I am back to inform you guys that I'm not just a mere fangirl and blogger any longer! Right now I passed our licensure examination and I am now an ARCHITECT! At least you can call me that now.

 Being an architect was my highest dream since I was in high school and come to think of it, I chose this because I thought it would suit the fact that I know how to just draw back then. But it was never just drawing when I finally reached college. I underestimated the course, more likely I was foolish. In college since I was unprepared on how everything really works in an Architecture course, I discovered that struggle was real. Haha I thought I was never good and satisfied with 'some' of our design plates, I came to a point where I've degraded myself because of negative thoughts that maybe Architecture really wasn't for me. But eventually, I came to learn how to improve my skills and knowledge about the field. I've tried to prove myself from time to time that this course is for me, I've surrounded myself with great friends that worked hard and are very passionate. And from then onwards, I have become stronger and I passed the course Architecture.

My conclusion over my adventure in college was that, when I was thinking that the course wasn't for me, it was just a manifestation that I wasn't working really hard. Always remember success can never be gained without pain and struggle. So I have to, I needed to improve and work on myself how to deal with everything else.

And from then, I managed to get my 2 years (claiming it lol) diversified work experience in order to take the board exams for Architecture. (a requirement) Oh! When I started working btw, I learned to love this field so much more!! It was really amazing to apply what you've learned from school. It's an awesome feeling especially when your hard work was being paid!!! You know what I mean. lol

Then there's the review. I enrolled in a review center of course, but sometimes there were days wherein you'll find not wanting to attend some class. I was like that, I don't really recommend it but it's up to you guys on how you feel that day. lol I'm telling you, reviewing for months definitely is cruel, you may think that's enough of a time but it's not. Also, there will be times where you can't think of anything but negative. All the pressure, the stress, you'll feel them all twice or more stronger than when you were studying in college. Of course, it's different from college! Your job, your future plans, your family, friends and everyone else rely on this. If I didn't do my best, if I didn't do good enough what would I become? It's more like that when it comes to my thinking. There will be times you'll just gonna cry! It's not weakness, it's normal. So just cry it all out! I remember clearly how I also cried the night before the 1st day of exams. I was really nervous and stressed! haha

All of us who reviewed for the exams for months, we did all the best we could. And we couldn't tell ourselves if we really did good enough. The exams' results may or may not answer that either, I believe so. Of course every examinees wanted to pass, and I bet we all undergone the same pain and struggle. I guess it's a matter of time, luck and God's will. And me passing means it's really my time! I claimed it though and it's really helpful if you demand for it. Prayers do work!
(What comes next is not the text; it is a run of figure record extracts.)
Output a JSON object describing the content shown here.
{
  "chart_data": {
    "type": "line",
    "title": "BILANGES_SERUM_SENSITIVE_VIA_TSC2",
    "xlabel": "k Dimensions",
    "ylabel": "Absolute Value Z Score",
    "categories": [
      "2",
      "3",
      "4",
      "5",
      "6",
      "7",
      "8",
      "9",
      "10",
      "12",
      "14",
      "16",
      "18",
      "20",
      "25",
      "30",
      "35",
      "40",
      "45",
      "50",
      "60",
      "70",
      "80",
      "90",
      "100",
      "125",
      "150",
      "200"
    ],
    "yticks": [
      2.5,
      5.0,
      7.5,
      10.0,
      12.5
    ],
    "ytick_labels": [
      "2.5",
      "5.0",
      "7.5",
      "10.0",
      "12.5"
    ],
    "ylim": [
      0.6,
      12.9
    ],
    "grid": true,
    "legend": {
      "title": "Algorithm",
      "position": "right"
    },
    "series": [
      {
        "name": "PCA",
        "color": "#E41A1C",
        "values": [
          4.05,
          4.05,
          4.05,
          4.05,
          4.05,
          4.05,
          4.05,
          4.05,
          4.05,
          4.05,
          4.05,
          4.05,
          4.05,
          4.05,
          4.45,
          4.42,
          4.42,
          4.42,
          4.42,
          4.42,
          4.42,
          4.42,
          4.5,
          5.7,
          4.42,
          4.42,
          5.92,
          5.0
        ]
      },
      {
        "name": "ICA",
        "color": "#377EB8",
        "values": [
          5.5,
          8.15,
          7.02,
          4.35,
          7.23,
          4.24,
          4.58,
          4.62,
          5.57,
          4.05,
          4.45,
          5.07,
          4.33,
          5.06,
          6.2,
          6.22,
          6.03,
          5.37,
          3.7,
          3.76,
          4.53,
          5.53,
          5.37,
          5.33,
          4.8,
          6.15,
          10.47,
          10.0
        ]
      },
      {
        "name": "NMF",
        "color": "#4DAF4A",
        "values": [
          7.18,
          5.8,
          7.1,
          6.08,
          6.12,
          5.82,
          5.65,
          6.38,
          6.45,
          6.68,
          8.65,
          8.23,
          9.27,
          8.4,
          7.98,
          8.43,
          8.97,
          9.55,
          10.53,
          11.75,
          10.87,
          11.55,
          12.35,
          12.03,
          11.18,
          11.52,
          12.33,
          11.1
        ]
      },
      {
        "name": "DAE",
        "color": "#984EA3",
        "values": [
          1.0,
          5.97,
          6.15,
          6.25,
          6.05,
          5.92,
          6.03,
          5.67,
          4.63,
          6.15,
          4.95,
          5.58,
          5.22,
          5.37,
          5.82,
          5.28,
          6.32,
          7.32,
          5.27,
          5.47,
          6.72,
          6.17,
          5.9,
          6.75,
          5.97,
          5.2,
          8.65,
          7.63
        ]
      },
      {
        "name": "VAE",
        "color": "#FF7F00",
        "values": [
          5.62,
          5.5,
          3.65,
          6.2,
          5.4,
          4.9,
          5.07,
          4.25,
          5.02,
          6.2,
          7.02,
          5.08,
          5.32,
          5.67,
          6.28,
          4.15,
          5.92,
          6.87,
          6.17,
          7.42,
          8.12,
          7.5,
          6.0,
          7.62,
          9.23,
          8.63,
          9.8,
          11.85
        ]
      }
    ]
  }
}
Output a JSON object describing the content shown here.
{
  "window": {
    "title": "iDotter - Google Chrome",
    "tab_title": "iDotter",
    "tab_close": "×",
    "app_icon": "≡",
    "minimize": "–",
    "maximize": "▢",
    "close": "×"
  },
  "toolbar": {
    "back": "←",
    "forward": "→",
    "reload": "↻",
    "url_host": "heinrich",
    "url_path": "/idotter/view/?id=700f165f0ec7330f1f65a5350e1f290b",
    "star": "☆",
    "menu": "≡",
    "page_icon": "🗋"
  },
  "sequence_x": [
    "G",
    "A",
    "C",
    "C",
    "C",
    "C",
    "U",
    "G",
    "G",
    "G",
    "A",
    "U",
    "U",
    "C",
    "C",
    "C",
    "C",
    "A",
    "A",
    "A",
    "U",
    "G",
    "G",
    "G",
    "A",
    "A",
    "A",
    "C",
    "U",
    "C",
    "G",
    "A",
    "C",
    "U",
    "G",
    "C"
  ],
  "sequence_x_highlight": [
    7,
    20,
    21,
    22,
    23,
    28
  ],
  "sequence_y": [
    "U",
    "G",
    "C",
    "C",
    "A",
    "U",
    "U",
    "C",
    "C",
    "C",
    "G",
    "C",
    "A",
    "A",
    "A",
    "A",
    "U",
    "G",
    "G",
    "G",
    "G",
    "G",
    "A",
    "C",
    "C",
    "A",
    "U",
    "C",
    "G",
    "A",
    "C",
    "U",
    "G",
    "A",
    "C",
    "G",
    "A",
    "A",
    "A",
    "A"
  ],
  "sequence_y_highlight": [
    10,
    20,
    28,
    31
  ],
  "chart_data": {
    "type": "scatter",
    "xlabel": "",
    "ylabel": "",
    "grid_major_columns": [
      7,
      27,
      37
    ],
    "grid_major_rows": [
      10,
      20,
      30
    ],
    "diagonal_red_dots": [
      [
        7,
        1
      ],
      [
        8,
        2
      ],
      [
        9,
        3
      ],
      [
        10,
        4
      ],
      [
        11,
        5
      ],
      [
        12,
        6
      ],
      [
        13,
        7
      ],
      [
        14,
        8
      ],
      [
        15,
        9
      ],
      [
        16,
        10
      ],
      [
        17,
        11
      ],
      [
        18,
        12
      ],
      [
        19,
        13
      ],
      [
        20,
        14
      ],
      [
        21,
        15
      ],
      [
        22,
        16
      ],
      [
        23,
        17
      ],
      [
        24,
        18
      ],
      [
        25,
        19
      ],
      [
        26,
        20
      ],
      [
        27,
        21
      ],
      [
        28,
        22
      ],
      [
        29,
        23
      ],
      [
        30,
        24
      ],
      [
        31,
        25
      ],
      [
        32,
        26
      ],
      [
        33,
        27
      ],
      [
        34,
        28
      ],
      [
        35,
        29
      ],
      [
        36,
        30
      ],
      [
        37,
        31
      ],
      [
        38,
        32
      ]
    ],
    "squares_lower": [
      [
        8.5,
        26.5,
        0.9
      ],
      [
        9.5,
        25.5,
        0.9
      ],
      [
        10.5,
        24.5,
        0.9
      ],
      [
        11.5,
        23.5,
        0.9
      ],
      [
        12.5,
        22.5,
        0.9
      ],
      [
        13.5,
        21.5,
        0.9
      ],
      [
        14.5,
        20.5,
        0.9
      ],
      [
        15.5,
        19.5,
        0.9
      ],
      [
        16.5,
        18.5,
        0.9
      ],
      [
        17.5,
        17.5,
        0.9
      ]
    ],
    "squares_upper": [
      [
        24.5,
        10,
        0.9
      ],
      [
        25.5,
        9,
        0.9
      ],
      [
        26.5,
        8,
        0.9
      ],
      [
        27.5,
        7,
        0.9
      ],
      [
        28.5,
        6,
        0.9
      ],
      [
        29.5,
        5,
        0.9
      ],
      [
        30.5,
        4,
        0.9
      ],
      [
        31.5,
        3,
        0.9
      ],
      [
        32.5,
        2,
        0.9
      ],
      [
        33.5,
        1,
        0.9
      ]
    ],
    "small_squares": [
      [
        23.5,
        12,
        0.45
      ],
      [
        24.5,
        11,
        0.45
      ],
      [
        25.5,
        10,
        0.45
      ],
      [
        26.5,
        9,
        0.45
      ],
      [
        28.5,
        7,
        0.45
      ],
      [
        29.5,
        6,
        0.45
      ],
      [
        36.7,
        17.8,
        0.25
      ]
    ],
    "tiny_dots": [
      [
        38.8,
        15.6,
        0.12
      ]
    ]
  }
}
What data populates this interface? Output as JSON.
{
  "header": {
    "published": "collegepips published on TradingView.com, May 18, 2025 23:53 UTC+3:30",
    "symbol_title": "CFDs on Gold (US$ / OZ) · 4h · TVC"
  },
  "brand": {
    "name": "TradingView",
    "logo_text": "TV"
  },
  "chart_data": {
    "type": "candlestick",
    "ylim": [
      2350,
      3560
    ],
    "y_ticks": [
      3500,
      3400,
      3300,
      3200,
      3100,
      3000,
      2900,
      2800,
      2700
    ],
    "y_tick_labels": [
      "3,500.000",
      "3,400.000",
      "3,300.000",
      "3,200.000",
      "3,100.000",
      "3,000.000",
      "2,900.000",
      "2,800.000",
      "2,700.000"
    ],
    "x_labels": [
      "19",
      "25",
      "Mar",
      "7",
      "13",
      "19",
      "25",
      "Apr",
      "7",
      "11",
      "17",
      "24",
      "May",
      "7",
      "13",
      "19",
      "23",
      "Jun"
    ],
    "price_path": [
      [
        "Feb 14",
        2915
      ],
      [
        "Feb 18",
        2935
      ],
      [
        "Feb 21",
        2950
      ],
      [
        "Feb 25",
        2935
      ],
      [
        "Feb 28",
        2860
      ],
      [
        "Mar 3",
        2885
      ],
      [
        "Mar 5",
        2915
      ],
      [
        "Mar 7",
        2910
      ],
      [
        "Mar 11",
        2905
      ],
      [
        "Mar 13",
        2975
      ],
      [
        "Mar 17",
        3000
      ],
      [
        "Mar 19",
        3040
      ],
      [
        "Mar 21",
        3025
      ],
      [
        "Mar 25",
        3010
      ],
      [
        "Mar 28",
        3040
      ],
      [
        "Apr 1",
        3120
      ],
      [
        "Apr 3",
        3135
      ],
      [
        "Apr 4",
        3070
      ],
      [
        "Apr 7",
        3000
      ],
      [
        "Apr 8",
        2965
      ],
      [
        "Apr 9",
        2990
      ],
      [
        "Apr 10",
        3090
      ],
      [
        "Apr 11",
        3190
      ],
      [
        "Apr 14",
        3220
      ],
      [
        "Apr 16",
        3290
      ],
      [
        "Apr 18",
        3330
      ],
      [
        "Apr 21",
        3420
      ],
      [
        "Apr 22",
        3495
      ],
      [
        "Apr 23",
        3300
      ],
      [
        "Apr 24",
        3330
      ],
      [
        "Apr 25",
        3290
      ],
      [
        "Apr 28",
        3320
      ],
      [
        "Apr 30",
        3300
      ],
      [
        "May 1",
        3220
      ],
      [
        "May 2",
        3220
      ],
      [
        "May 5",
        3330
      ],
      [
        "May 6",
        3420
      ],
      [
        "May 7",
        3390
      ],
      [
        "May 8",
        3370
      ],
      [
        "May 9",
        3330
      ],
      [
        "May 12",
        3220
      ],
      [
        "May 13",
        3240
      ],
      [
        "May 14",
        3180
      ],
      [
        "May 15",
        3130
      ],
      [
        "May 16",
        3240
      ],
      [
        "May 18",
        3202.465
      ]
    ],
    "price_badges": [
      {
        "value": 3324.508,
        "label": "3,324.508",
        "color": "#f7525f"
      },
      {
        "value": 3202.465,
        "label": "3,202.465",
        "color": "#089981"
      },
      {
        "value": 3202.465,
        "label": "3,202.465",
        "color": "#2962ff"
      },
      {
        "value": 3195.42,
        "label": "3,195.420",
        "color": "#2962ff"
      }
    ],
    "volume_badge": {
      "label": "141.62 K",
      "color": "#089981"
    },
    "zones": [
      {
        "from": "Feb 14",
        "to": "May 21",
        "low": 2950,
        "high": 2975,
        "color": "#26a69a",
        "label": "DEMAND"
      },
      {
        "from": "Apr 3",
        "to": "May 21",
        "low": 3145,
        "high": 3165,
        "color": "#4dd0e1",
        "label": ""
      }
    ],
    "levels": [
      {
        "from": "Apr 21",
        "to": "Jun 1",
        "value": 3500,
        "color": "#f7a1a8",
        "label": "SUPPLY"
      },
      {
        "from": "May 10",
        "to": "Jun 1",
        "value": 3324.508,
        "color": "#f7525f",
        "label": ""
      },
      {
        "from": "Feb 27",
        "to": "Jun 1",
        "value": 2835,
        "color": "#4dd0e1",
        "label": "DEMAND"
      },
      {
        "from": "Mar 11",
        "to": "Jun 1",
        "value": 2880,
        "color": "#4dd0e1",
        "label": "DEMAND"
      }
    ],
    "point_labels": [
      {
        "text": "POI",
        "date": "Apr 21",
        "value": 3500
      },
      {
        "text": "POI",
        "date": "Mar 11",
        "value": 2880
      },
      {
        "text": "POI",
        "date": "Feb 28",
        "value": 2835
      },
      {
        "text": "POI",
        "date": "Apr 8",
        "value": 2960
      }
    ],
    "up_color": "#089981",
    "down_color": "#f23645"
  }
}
Also, if I have to give yet another tip with this. I'm a hundred percent sure to advice 'always find time to have fun'. Despite having major event in your life ahead, never forget to make yourself happy. As for me, fandom really did took part of this happiness I'm saying. lol I'm a fangirl so I guess that's understood already. It was never a waste of time to make yourself lie low sometimes, it really helps to ease your mind! Yasss!

Oh thank you, my Jung sisters!!!!


And to end up this blog entry, I would really like to thank everyone who had supported me. I already did and I will never get tired thanking them everyday. And of course, to God. I always tell everyone I'm not religious, I don't go to church every week either. But I know we have a connection, through prayers. I know it's not enough but still, I am grateful that I'm that strong to Him! Yeah!

ARCHITECT! WOOOO!!!

Oh so this is my first blog entry of the year 2015! And also sharing you guys my achievement for the year! I love it!!! Be prepared for my unleashed fangirl side again!!! woo!!!! yeah!!!